Datasets / Models / Documentation

Public datasets and model releases behind the work.

This page is a clean map of the public artifacts that matter most: speech datasets, large Amharic corpora, Shook ASR checkpoints, and the Gemma CPT and SFT line. It is meant to make the technical signal legible without forcing people to dig through profiles and activity feeds.

wxl_amh

Speech / 3k rows / Waxal Amharic audio transcriptions

The speech dataset that should lead the page. It makes the Amharic voice-data work legible immediately and ties directly to the Waxal gap you called out.

  • 3k rows
  • 988 audio files in repo tree
  • Speech + transcription

Documentation

  • Best public proof point for the voice-data side of the work.
  • Useful for ASR training, transcription workflows, and speech evaluation in Amharic.
  • Pairs naturally with the Shook speech models on the same page.

amharic-combined-corpus

Text / 10.1M rows / combined Amharic corpus

The strongest text-scale artifact to highlight. It gives the page real substance on the corpus side and supports pretraining, adaptation, and downstream evaluation.

  • 10.1M rows
  • 2.29 GB
  • 50 downloads last month

Documentation

  • The Hugging Face viewer reports 10,056,352 rows in the train split.
  • Most relevant as the text-layer proof behind Amharic model adaptation work.
  • Belongs next to the Gemma CPT line because the story is corpus first, model second.

wikipedia-amharic

Bilingual text / 55.8k rows / English-Amharic Wikipedia

A clean bilingual knowledge asset with real documentation behind it. It is one of the easiest releases on the page for investors, journalists, and researchers to understand quickly.

  • 55.8k rows
  • Apache-2.0
  • English + Amharic

Documentation

  • Translated by Addis AI - Aleph and documented as a parallel English-Amharic corpus.
  • Useful for translation, retrieval, QA, and knowledge-grounded language work.
  • Good supporting proof because it is both technically relevant and easy to explain.

shook-medium-amharic-2k

ASR / 0.8B params / WER 9.1091

The clearest public speech-model proof point on the page. It publishes evaluation numbers, download activity, and training hyperparameters, which makes it the strongest Shook release to lead with.

  • 420 downloads last month
  • 0.8B params
  • WER 9.1091
  • LR 1e-5 / batch 16 / grad acc 4 / 2 epochs

Documentation

  • Current Hugging Face card includes a full training-results table and public hyperparameters.
  • Best Shook model to lead with because it is measurable, not just described.
  • Strongest public link between the speech data layer and the deployed ASR story.

shook-tiny-amharic-600hr

ASR / 37.8M params / WER 22.1786

The smaller, lighter end of the Shook speech stack.
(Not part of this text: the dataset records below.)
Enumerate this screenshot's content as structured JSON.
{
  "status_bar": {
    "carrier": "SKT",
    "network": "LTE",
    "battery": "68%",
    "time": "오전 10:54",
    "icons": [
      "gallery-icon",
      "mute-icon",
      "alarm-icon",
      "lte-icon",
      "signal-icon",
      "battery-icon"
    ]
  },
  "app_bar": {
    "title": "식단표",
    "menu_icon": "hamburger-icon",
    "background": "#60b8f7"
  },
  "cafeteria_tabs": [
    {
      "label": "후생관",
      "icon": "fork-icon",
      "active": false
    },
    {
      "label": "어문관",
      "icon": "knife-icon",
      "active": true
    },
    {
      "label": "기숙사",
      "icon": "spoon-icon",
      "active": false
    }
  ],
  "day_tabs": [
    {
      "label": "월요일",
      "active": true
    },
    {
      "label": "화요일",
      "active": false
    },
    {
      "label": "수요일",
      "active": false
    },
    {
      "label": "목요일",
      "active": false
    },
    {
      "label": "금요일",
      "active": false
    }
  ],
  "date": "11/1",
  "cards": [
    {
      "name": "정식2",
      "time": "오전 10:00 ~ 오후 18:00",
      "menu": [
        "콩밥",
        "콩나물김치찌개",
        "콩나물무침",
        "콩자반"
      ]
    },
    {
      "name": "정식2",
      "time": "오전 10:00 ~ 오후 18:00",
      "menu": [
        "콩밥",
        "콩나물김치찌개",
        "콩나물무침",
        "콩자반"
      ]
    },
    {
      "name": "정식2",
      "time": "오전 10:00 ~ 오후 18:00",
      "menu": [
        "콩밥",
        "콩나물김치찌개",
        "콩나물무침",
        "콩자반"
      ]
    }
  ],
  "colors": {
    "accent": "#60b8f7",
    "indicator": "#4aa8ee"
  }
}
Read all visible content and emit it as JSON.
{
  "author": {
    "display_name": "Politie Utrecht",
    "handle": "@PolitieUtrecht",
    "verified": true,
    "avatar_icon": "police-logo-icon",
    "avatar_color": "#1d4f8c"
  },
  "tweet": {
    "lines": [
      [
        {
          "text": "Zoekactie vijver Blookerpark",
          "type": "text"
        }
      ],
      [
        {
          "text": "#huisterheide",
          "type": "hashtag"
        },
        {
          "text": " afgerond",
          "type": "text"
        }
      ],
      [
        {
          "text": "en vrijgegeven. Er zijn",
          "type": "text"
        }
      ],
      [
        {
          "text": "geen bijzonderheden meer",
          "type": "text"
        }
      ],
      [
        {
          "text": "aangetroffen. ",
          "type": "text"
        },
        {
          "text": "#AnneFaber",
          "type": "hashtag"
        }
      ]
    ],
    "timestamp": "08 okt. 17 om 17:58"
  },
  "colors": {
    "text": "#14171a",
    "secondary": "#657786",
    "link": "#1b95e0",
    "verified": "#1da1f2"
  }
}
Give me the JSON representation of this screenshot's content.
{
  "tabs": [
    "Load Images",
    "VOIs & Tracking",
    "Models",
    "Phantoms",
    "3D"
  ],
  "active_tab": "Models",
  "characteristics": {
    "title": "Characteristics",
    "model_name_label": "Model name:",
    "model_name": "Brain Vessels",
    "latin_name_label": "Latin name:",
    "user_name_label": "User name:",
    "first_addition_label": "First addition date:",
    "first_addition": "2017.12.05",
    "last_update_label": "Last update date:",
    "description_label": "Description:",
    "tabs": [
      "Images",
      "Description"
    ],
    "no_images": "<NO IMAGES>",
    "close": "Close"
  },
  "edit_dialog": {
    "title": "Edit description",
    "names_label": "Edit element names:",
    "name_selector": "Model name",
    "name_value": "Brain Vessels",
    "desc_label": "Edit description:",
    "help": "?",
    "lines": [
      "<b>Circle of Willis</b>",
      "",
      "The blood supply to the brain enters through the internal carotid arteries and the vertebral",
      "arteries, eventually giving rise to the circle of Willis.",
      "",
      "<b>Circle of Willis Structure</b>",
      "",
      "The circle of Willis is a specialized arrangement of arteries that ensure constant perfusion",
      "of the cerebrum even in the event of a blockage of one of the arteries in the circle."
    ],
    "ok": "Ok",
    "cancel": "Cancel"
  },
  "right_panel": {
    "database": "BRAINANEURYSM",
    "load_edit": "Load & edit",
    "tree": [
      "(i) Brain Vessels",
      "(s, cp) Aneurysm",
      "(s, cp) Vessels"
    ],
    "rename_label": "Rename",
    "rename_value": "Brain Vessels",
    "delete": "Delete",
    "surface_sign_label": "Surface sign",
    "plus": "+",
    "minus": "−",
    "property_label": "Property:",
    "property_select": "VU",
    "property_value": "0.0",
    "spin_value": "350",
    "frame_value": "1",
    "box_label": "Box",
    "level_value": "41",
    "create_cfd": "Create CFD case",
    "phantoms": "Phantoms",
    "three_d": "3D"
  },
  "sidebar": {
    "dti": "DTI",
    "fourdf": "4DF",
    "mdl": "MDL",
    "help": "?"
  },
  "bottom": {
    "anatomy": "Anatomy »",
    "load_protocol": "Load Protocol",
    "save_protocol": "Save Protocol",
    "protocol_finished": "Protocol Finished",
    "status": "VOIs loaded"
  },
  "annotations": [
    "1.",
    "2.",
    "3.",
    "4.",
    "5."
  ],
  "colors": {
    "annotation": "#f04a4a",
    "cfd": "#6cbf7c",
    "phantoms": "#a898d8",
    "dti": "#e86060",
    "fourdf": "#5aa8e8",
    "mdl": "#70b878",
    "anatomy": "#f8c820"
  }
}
It matters because it shows the work is not only a single flagship checkpoint.

  • 37.8M params
  • Fine-tuned from whisper-tiny
  • WER 22.1786

Documentation

  • Training card exposes hyperparameters including lr 3e-5, batch size 96, and 2 epochs.
  • Good supporting proof for compact speech deployment work.
  • Most useful when shown as the smaller companion to shook-medium-amharic-2k.

gemma-2-27b-amharic-alpaca-sft

Amharic SFT track / 27B class model

The supervised fine-tuning layer in the Gemma Amharic line. It is the clearest public signal that the model work extends beyond speech into instruction-following language systems.

  • 27B class
  • SFT track
  • Instruction-following

Documentation

  • Model card states that it is fine-tuned on top of gemma-2-27b-amharic-cpt.
  • Supports conversational interactions in Amharic.
  • Best framed as the top of the stack after corpus work and continued pretraining.

gemma-2-27b-amharic-cpt

Amharic CPT track / 27B class model

The continued pretraining track in the Gemma Amharic line. It is the right model to highlight when you want to show foundation-model adaptation rather than only application-layer fine-tuning.

  • 27B class
  • ~2B tokens of Amharic
  • Expanded tokenizer

Documentation

  • Model card says the tokenizer was expanded from the original 256k vocabulary to better cover Amharic script.
  • Continual pretraining was done on roughly 2B tokens of Amharic corpus data.
  • This is the cleanest public proof that the stack reaches the foundation-model adaptation layer.

Dataset

Open

amharic_courpus_tg_1

Text / 477k rows / Amharic corpus release

A useful mid-scale corpus release that broadens the public Amharic text layer beyond the flagship combined corpus.

Dataset

Open

the-stack-amharic

Code + translation / Amharic developer dataset

A more niche release, but a strategically important one because it points toward developer tooling and code-oriented Amharic infrastructure.

Model

Open

shook-900-base

Base model / 72.6M params

A base Shook checkpoint that helps make the model family visible beyond the tuned Amharic releases.